Sunday, June 04, 2006

The ones we never know

Hello.

I've been playing in my yard. Giggling and laughing. Running around.

My parents had been uneasy yesterday. My mother was gruff, my father just silent. Sometimes, when he looks like that and I look in his eyes, it just makes me nervous.

Seeing him so sad makes me nervous.

So I started singing a song.

I was just trying to cheer him up, to make him smile.

Mother told me I was being silly -- I was being silly! That was the whole point. Right before she told me to be quiet, I saw Father kind of smile.

I told myself, "I will work harder at dinner. I will make him smile. And I will make him laugh."

I think he is so sad all the time because there is no work. There is no work for anyone. It has been that way for a long time, so long, I don't remember it being any other way.

I thought about that some and decided that when I grew bigger, I would make money. I would make lots and lots of money and I would give it to Father and he would be so happy. He would smile like he does in the old pictures.

Mother says he used to smile all the time. She says I should remember that because, "you are not that young."

When mother talks about it, I feel like I can almost remember better days. Like there was a time when we were walking through town and I remember her laughing. But what I really remember was Mother making me laugh and making others laugh too. Grown ups.

I remember that and remember being so happy.

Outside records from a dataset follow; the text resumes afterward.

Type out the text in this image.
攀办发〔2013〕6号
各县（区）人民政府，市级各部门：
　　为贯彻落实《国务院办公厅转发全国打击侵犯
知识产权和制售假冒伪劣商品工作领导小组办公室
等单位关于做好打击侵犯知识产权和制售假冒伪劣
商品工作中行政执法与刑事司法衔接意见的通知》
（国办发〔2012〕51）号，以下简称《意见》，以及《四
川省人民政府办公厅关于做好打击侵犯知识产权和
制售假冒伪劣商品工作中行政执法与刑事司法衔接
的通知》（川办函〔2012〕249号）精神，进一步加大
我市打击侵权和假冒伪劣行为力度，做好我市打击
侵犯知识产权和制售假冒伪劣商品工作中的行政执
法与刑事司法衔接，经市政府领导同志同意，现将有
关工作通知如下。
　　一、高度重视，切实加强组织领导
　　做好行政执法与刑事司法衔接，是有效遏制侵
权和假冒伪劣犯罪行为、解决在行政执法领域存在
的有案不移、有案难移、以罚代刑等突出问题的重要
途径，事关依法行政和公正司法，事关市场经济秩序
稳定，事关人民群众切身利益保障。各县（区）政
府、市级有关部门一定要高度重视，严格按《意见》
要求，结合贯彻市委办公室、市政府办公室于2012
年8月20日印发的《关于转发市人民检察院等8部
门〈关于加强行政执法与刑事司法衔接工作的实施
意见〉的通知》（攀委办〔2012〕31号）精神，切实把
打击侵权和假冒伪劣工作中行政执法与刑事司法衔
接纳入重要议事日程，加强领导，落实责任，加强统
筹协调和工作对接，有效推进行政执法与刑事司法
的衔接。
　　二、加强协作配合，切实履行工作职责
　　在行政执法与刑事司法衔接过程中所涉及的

Proud too because I had a smart and funny mother.

People do not laugh too much these days. People do not laugh much at all.

I think I forget the old days because they are not coming back. I said that to my father and he said that was nonsense.

He said some day things would be good again. He really wanted me to believe that. You know that look parents get when they are trying real hard to convince you of something? He had that look.

To make him feel better, I nodded and pretended like I could see a "better." But I really couldn't.

I don't think about it much now, the "better." I just know that no matter how sad it gets, I have the yard.

My yard. I am the boss there. Me and me alone. I play what I want and as I want. I pretned lots of fun stuff.

"What would it be like if my pretend was real?" I asked my mother the other day.

"You'd probably be a princess and I'd be stuck being the only queen who had to clean her own palace," my mother joked.

That is not true. I would dream people to help her.

I started wondering, "Why can't my pretend be real?"

If things are so bad, why not just pretend?

I was very serious. Why do I have to stop pretending when I leave the yard and come in for dinner?

I asked that.

Mother said, "Because you cannot pretend your life away."

Father smiled me and winked. Then he said, "She can pretend forever if she wants. George W. Bush does."

We all laughed.

George W. Bush is always good for a laugh. I do not know who he is but I know he causes laughter. I know he causes more than laughter when I am supposed to be asleep or supposed to be out of hearing range. Sometimes I think he must be a real person and sometimes I think he must be a demon created to scare little kids.

I am not so little as I was. I am growing. I am big. Everyone says that, they say, "You are growing." I am too.

When you are bigger things get less scary. Like ants. When you are as big as me, you look down from so high that they are so small that even though they sting you with their bites, you are not scared of them anymore than you are scared of a fly.

I am not scared of strangers no more. I used to be. I used to rush to hide behind Mother anytime I saw a stranger. Now I just wave. Sometimes they say something and I say something back. That's how it goes when you get bigger.

I see a stranger who has come by twice now. I think I will go talk now.

MONDAY, MAY 15, 2006
In Wajihiya, Reuters notes the death of a seven-year-old girl and well as the wounding of at least "seven members of her family" after their home was hit with by "a mortar round."